O olhar ocidental sobre a tirania tem uma história de evolução. Quer dizer, por mais que esta pareça uma afirmação etnocêntrica, é óbvio que existe um senso-comum que condena regimes autoritários, antidemocráticos e que se baseiam na ausência de respeito aos direitos humanos. É por isso que aos olhos das potências ocidentais (e na visão das pessoas que vivem sob regimes democráticos ocidentais) a prática do presidente sírio é absurda. E é mesmo.

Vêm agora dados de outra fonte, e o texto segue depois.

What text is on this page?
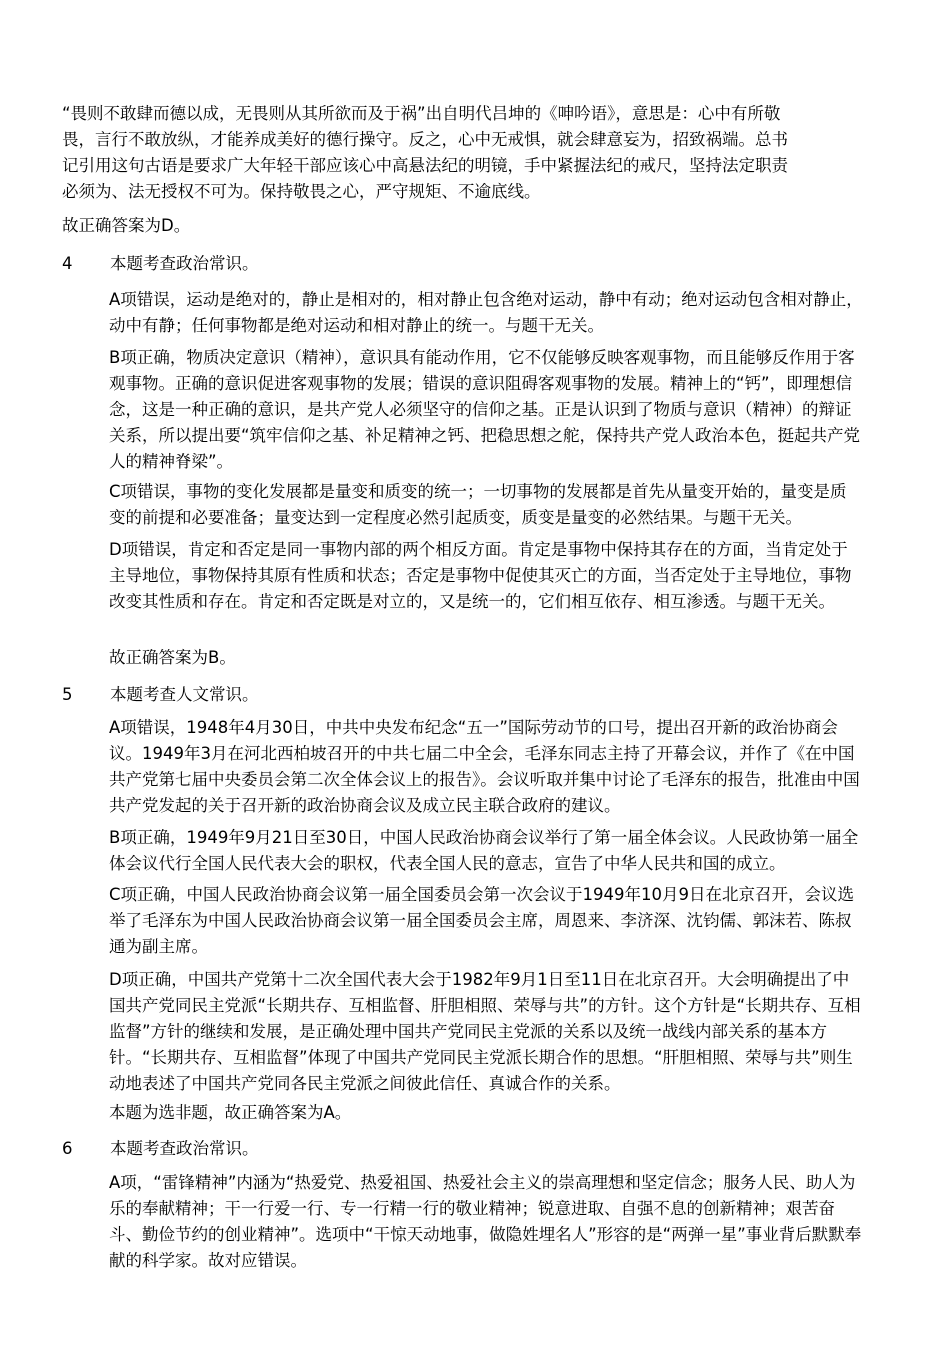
“畏则不敢肆而德以成，无畏则从其所欲而及于祸”出自明代吕坤的《呻吟语》，意思是：心中有所敬畏，言行不敢放纵，才能养成美好的德行操守。反之，心中无戒惧，就会肆意妄为，招致祸端。总书记引用这句古语是要求广大年轻干部应该心中高悬法纪的明镜，手中紧握法纪的戒尺，坚持法定职责必须为、法无授权不可为。保持敬畏之心，严守规矩、不逾底线。

故正确答案为D。

4	本题考查政治常识。

A项错误，运动是绝对的，静止是相对的，相对静止包含绝对运动，静中有动；绝对运动包含相对静止，动中有静；任何事物都是绝对运动和相对静止的统一。与题干无关。

B项正确，物质决定意识（精神），意识具有能动作用，它不仅能够反映客观事物，而且能够反作用于客观事物。正确的意识促进客观事物的发展；错误的意识阻碍客观事物的发展。精神上的“钙”，即理想信念，这是一种正确的意识，是共产党人必须坚守的信仰之基。正是认识到了物质与意识（精神）的辩证关系，所以提出要“筑牢信仰之基、补足精神之钙、把稳思想之舵，保持共产党人政治本色，挺起共产党人的精神脊梁”。

C项错误，事物的变化发展都是量变和质变的统一；一切事物的发展都是首先从量变开始的，量变是质变的前提和必要准备；量变达到一定程度必然引起质变，质变是量变的必然结果。与题干无关。

D项错误，肯定和否定是同一事物内部的两个相反方面。肯定是事物中保持其存在的方面，当肯定处于主导地位，事物保持其原有性质和状态；否定是事物中促使其灭亡的方面，当否定处于主导地位，事物改变其性质和存在。肯定和否定既是对立的，又是统一的，它们相互依存、相互渗透。与题干无关。

故正确答案为B。

5	本题考查人文常识。

A项错误，1948年4月30日，中共中央发布纪念“五一”国际劳动节的口号，提出召开新的政治协商会议。1949年3月在河北西柏坡召开的中共七届二中全会，毛泽东同志主持了开幕会议，并作了《在中国共产党第七届中央委员会第二次全体会议上的报告》。会议听取并集中讨论了毛泽东的报告，批准由中国共产党发起的关于召开新的政治协商会议及成立民主联合政府的建议。

B项正确，1949年9月21日至30日，中国人民政治协商会议举行了第一届全体会议。人民政协第一届全体会议代行全国人民代表大会的职权，代表全国人民的意志，宣告了中华人民共和国的成立。

C项正确，中国人民政治协商会议第一届全国委员会第一次会议于1949年10月9日在北京召开，会议选举了毛泽东为中国人民政治协商会议第一届全国委员会主席，周恩来、李济深、沈钧儒、郭沫若、陈叔通为副主席。

D项正确，中国共产党第十二次全国代表大会于1982年9月1日至11日在北京召开。大会明确提出了中国共产党同民主党派“长期共存、互相监督、肝胆相照、荣辱与共”的方针。这个方针是“长期共存、互相监督”方针的继续和发展，是正确处理中国共产党同民主党派的关系以及统一战线内部关系的基本方针。“长期共存、互相监督”体现了中国共产党同民主党派长期合作的思想。“肝胆相照、荣辱与共”则生动地表述了中国共产党同各民主党派之间彼此信任、真诚合作的关系。

本题为选非题，故正确答案为A。

6	本题考查政治常识。

A项，“雷锋精神”内涵为“热爱党、热爱祖国、热爱社会主义的崇高理想和坚定信念；服务人民、助人为乐的奉献精神；干一行爱一行、专一行精一行的敬业精神；锐意进取、自强不息的创新精神；艰苦奋斗、勤俭节约的创业精神”。选项中“干惊天动地事，做隐姓埋名人”形容的是“两弹一星”事业背后默默奉献的科学家。故对应错误。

No entanto, já há quem comece a relativizar a situação. Não é o meu caso, definitivamente. Mas não custa fazer um exame da realidade atual da Síria. Moeda desvalorizada, economia parada, congelamento de parte importante da fonte de renda nacional por conta da interrupção do fluxo de turistas, aumento do desemprego e o rebaixamento das reservas cambias ao nível mínimo. Guerra é prejuízo. Guerra civil é ainda pior. E a guerra civil existe por conta deste momento de instabilidade que já dura um ano e que não tem data para terminar.

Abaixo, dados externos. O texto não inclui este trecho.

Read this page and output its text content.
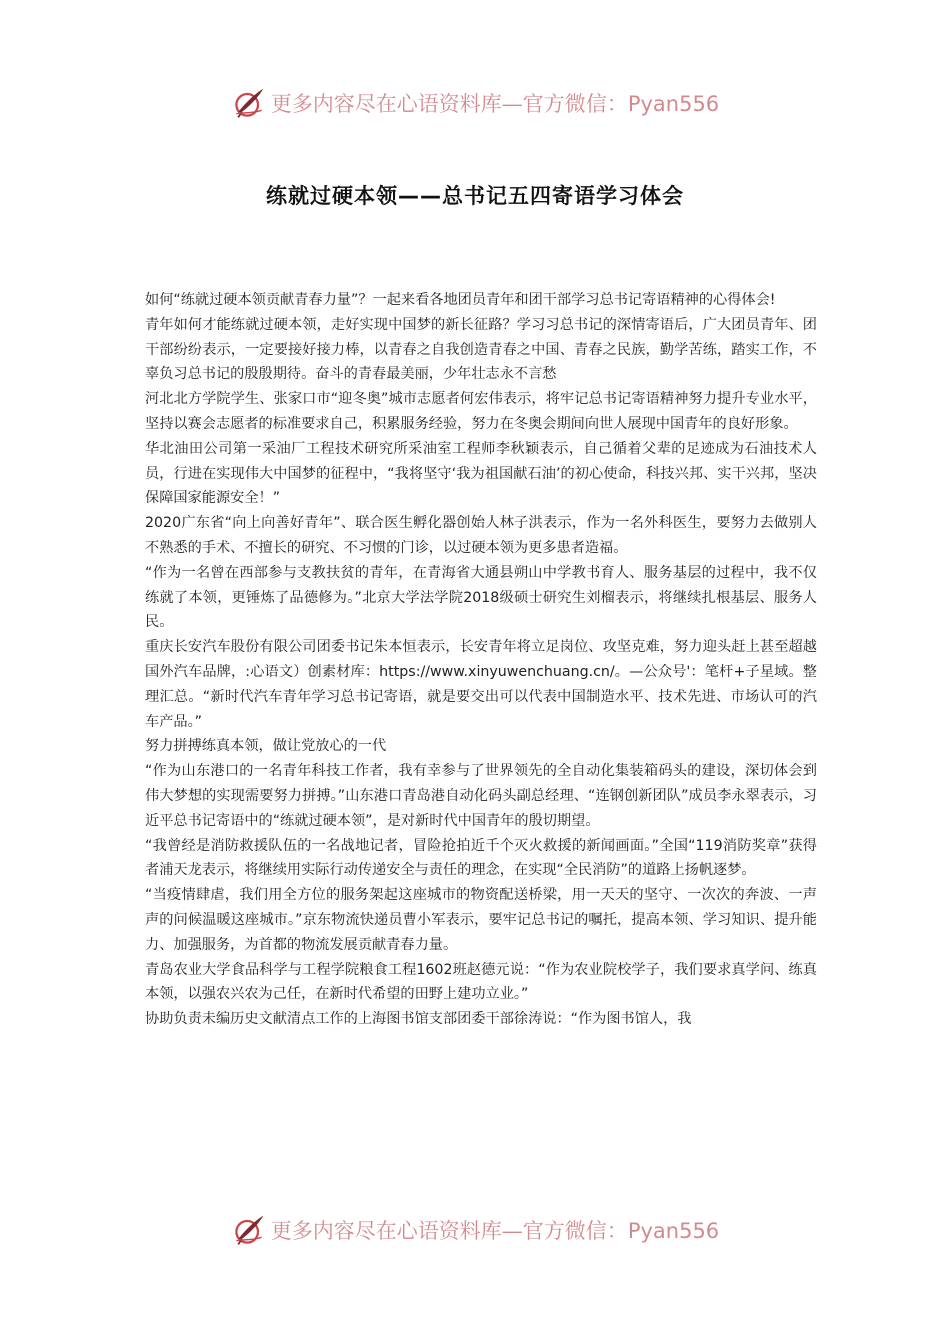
更多内容尽在心语资料库—官方微信：Pyan556
练就过硬本领——总书记五四寄语学习体会

如何“练就过硬本领贡献青春力量”？一起来看各地团员青年和团干部学习总书记寄语精神的心得体会!

青年如何才能练就过硬本领，走好实现中国梦的新长征路？学习习总书记的深情寄语后，广大团员青年、团干部纷纷表示，一定要接好接力棒，以青春之自我创造青春之中国、青春之民族，勤学苦练，踏实工作，不辜负习总书记的殷殷期待。奋斗的青春最美丽，少年壮志永不言愁

河北北方学院学生、张家口市“迎冬奥”城市志愿者何宏伟表示，将牢记总书记寄语精神努力提升专业水平，坚持以赛会志愿者的标准要求自己，积累服务经验，努力在冬奥会期间向世人展现中国青年的良好形象。

华北油田公司第一采油厂工程技术研究所采油室工程师李秋颖表示，自己循着父辈的足迹成为石油技术人员，行进在实现伟大中国梦的征程中，“我将坚守‘我为祖国献石油’的初心使命，科技兴邦、实干兴邦，坚决保障国家能源安全！”

2020广东省“向上向善好青年”、联合医生孵化器创始人林子洪表示，作为一名外科医生，要努力去做别人不熟悉的手术、不擅长的研究、不习惯的门诊，以过硬本领为更多患者造福。

“作为一名曾在西部参与支教扶贫的青年，在青海省大通县朔山中学教书育人、服务基层的过程中，我不仅练就了本领，更锤炼了品德修为。”北京大学法学院2018级硕士研究生刘榴表示，将继续扎根基层、服务人民。

重庆长安汽车股份有限公司团委书记朱本恒表示，长安青年将立足岗位、攻坚克难，努力迎头赶上甚至超越国外汽车品牌，:心语文）创素材库：https://www.xinyuwenchuang.cn/。—公众号'：笔杆+子星域。整理汇总。“新时代汽车青年学习总书记寄语，就是要交出可以代表中国制造水平、技术先进、市场认可的汽车产品。”

努力拼搏练真本领，做让党放心的一代

“作为山东港口的一名青年科技工作者，我有幸参与了世界领先的全自动化集装箱码头的建设，深切体会到伟大梦想的实现需要努力拼搏。”山东港口青岛港自动化码头副总经理、“连钢创新团队”成员李永翠表示，习近平总书记寄语中的“练就过硬本领”，是对新时代中国青年的殷切期望。

“我曾经是消防救援队伍的一名战地记者，冒险抢拍近千个灭火救援的新闻画面。”全国“119消防奖章”获得者浦天龙表示，将继续用实际行动传递安全与责任的理念，在实现“全民消防”的道路上扬帆逐梦。

“当疫情肆虐，我们用全方位的服务架起这座城市的物资配送桥梁，用一天天的坚守、一次次的奔波、一声声的问候温暖这座城市。”京东物流快递员曹小军表示，要牢记总书记的嘱托，提高本领、学习知识、提升能力、加强服务，为首都的物流发展贡献青春力量。

青岛农业大学食品科学与工程学院粮食工程1602班赵德元说：“作为农业院校学子，我们要求真学问、练真本领，以强农兴农为己任，在新时代希望的田野上建功立业。”

协助负责未编历史文献清点工作的上海图书馆支部团委干部徐涛说：“作为图书馆人，我

更多内容尽在心语资料库—官方微信：Pyan556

Como escrevi outras vezes, o Estado sírio corre riscos sérios. Não apenas pela possibilidade real de divisões étnicas e religiosas – mantidas sufocadas pelo regime Assad –, mas porque o terrorismo fundamentalista se alimenta de circunstâncias assim. O sucessor de Osama bin Laden na al-Qaeda, Ayman al-Zawahiri, convocou guerrilheiros islâmicos de todo o mundo para derrubar Bashar al-Assad.

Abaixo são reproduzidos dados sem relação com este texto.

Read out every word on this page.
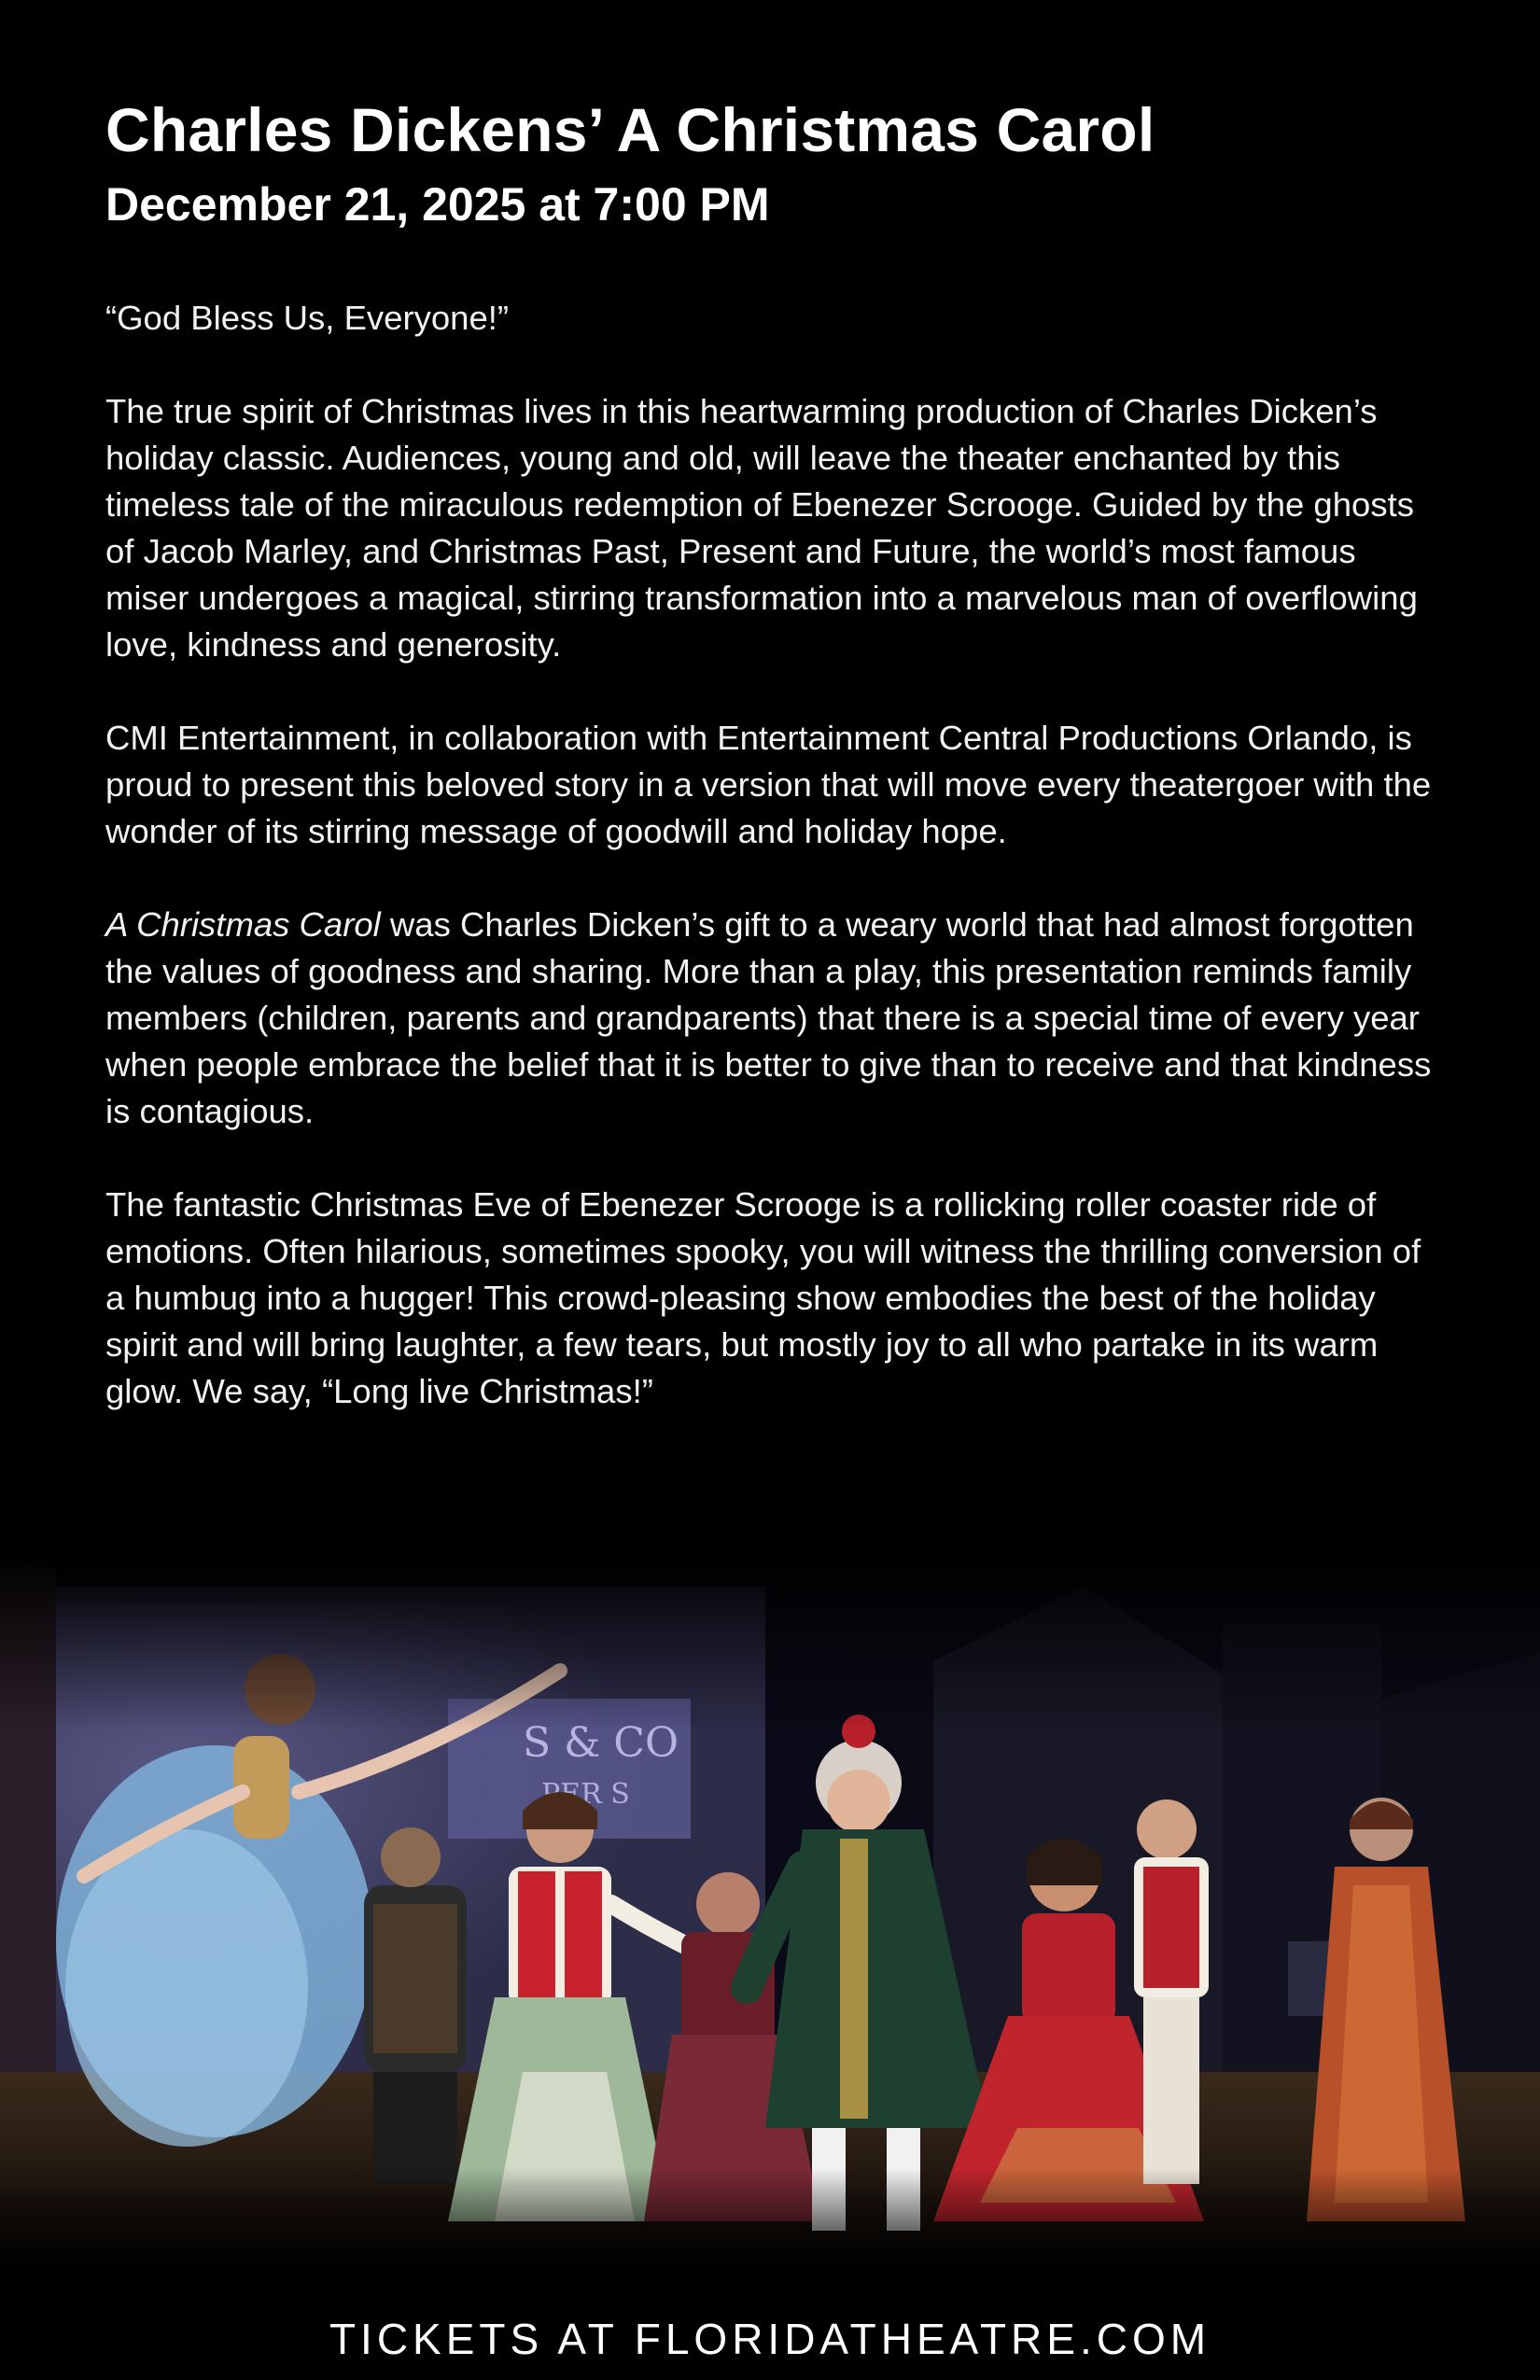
Charles Dickens’ A Christmas Carol
December 21, 2025 at 7:00 PM

“God Bless Us, Everyone!”

The true spirit of Christmas lives in this heartwarming production of Charles Dicken’s holiday classic. Audiences, young and old, will leave the theater enchanted by this timeless tale of the miraculous redemption of Ebenezer Scrooge. Guided by the ghosts of Jacob Marley, and Christmas Past, Present and Future, the world’s most famous miser undergoes a magical, stirring transformation into a marvelous man of overflowing love, kindness and generosity.

CMI Entertainment, in collaboration with Entertainment Central Productions Orlando, is proud to present this beloved story in a version that will move every theatergoer with the wonder of its stirring message of goodwill and holiday hope.

A Christmas Carol was Charles Dicken’s gift to a weary world that had almost forgotten the values of goodness and sharing. More than a play, this presentation reminds family members (children, parents and grandparents) that there is a special time of every year when people embrace the belief that it is better to give than to receive and that kindness is contagious.

The fantastic Christmas Eve of Ebenezer Scrooge is a rollicking roller coaster ride of emotions. Often hilarious, sometimes spooky, you will witness the thrilling conversion of a humbug into a hugger! This crowd-pleasing show embodies the best of the holiday spirit and will bring laughter, a few tears, but mostly joy to all who partake in its warm glow. We say, “Long live Christmas!”

TICKETS AT FLORIDATHEATRE.COM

Se a ameaça de invasão de terroristas é iminente – e já está acontecendo – , a possibilidade de derrubada de Assad (mesmo que por tropas ocidentais, algo que me parece muito improvável) tampouco garantiria estabilidade. A lição da Líbia é recente; e os acontecimentos que sucederam a morte de Kadafi podem ocorrer novamente. Na Líbia, os chamados “rebeldes” nada mais eram do que um amontoado de gente: ex-membros do governo e radicais islâmicos das mais variadas vertentes. O Ocidente os ajudou muito por conta do erro estratégico das décadas de silêncio e cumplicidade com as ditaduras árabes. No entanto, a morte de Kadafi não trouxe estabilidade para a Líbia, muito pelo contrário.
Este enredo tem tudo para se repetir na Síria. Mas com cores muito mais fortes. Estrategicamente, a falência do Estado sírio é bem mais grave do que a falência líbia. Deixar que a Síria se desmembre numa guerra étnica sem data para terminar será tão grave quanto os piores anos de conflitos no Iraque pós-Saddam. A movimentação de guerrilheiros no interior de Turquia, Líbano, Jordânia e Iraque a caminho da Síria é um sinal de alerta: a manutenção do status-quo de impasse absoluto não é uma alternativa viável para encarar o problema sírio.